Tuesday, August 03, 2010

The Sacred Literature of Fresh Tomato Deliciousness: Laurie Colwin

If you do not already own Laurie Colwin's Home Cooking and More Home Cooking, stop now and run to a bookstore, or do a quick-as-a-wink click to Amazon, Jessica's Biscuit or your Kindle. Her essays are priceless; her thoughts on tomatoes and the recipes in the "Tomatoes" chapter of More Home Cooking, should be required reading and eating.

If it were not a copyright infringement, I would reproduce the chapter in its entirety -- but I know better.  She begins:
There are very few things that mankind cannot live without. For centuries, we survived without compact discs, automated bank tellers, iceberg lettuce, and bubble gum-flavored toothpaste, to say nothing of the internal combustion engine.

But life as we know it would be unimaginable without the tomato...
And later one of my favorite sentences in tomato literature: "In summer, the idea is to eat as many tomatoes as you can and enjoy the luxury of getting sick of them."

Two of my three favorite recipes in this chapter are directions for a fresh tomato sandwich slathered with mayo and celery seeds, and for a tomato pie with a double-biscuit pie dough and copious amounts of Cheddar. That she details its origin -- from a friend who found it in a school cookbook and who changed it to make it her own -- reflects her devotion to story telling.  In addition to writing about food,  she was a novelist, and I am not surprised to believe that the animating spirit of all of  her food writing was "What is a recipe without a story?"

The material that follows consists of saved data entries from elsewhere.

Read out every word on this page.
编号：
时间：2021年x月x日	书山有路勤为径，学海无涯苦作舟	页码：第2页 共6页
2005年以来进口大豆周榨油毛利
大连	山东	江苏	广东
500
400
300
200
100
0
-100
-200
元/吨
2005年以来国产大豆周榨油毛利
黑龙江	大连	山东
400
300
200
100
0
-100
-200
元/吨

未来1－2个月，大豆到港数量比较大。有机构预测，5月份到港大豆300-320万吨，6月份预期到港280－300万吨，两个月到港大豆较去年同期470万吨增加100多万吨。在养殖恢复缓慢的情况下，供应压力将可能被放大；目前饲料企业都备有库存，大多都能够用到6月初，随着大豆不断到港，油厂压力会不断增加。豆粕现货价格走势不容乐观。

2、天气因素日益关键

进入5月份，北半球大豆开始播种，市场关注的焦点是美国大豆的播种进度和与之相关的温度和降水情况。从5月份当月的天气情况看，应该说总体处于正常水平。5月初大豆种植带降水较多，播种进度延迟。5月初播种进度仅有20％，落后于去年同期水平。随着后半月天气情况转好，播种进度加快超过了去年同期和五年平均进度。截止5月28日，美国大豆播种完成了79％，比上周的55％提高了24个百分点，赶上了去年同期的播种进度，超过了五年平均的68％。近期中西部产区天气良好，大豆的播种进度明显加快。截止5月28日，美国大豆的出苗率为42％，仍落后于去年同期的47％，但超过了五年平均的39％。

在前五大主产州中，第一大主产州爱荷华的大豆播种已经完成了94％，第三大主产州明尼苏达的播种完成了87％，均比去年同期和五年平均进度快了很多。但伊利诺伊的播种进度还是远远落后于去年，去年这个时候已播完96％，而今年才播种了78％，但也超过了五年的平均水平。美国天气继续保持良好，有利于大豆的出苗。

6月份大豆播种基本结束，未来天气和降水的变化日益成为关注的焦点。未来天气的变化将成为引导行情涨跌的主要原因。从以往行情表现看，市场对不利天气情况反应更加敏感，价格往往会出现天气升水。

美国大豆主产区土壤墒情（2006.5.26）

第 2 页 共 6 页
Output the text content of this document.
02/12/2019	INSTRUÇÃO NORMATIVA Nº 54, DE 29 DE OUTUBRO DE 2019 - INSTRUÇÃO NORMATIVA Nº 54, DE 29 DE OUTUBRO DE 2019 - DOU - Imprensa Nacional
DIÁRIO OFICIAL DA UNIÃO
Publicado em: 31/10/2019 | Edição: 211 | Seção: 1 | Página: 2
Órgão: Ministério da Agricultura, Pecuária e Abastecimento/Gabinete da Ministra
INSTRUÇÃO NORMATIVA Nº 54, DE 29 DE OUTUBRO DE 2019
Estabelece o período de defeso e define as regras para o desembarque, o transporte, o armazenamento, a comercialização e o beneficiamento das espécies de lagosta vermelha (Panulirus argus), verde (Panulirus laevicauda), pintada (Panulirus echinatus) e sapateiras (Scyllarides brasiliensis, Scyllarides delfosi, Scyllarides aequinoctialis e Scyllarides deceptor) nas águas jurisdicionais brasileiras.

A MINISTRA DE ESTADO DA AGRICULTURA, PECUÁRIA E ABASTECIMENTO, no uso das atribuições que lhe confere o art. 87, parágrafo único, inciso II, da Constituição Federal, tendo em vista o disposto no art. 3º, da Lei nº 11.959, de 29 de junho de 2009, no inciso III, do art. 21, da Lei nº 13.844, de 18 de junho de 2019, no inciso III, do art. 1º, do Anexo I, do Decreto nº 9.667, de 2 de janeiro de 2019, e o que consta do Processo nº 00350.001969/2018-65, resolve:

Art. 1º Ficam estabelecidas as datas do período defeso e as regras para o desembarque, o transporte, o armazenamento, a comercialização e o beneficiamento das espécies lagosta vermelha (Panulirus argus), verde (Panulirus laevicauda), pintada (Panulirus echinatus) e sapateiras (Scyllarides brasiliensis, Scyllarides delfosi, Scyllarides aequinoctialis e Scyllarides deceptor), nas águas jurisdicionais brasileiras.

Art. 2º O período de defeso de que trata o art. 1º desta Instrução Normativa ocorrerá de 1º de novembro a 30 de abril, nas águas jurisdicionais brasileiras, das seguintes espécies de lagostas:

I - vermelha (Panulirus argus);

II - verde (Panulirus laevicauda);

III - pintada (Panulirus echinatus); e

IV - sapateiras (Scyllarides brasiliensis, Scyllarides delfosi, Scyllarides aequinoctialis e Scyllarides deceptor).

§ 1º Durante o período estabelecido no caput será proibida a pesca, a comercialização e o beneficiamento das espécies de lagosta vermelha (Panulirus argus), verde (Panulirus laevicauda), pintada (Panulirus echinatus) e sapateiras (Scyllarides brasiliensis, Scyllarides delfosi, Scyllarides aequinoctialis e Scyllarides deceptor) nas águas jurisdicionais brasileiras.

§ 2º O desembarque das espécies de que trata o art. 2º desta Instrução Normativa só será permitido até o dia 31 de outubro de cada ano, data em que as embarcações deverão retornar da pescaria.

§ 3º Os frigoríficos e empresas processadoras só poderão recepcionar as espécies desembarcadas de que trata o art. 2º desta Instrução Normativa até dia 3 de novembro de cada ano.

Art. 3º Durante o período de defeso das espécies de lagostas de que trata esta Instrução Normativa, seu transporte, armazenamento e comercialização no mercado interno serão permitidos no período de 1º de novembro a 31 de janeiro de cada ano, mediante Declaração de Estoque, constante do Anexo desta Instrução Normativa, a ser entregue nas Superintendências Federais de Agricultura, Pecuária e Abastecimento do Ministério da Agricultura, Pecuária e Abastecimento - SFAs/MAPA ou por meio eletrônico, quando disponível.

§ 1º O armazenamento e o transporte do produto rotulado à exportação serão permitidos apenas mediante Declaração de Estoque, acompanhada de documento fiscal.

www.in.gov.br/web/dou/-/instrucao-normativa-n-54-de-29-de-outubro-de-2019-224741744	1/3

In the spirit of story-telling, she gives basic-but-not-definitive instructions for slow-roasted tomatoes, one of the best foods on earth.  Through some delightful trial and no inedible error, I devised a recipe that works in the dead of winter with fresh and canned Roma tomatoes.  If you can bear to turn on your oven for three hours in the summer, you will be rewarded with the Concentrated Tomato Deliciousness that comes of baking chopped fresh tomatoes, some hot peppers, garlic, and olive oil.

Will you share it? I dare not predict.

Monday, August 02, 2010

The Sacred Literature of Fresh Tomato Deliciousness: Lynne Rosetto Kasper

One of the many wonderful aspects of Lynne Rossetto Kasper's Splendid Table universe (the radio show, the books, the store) is her unabashed enthusiasm and entirely appropriate devotion to fresh tomatoes. A quick browse for "fresh tomatoes" in The Splendid Table website shows 185 hits, including one of my favorite ways to drag my senses back to summer,  Fresh Heirloom Tomato Soup with Cream.

Because you can freeze it, this soup can sit quietly next to your stash of  Marian Burros' Plum Tortes until the dead of winter. If you don't look out the window at the snow, the soup and the torte will bring summer back to your kitchen.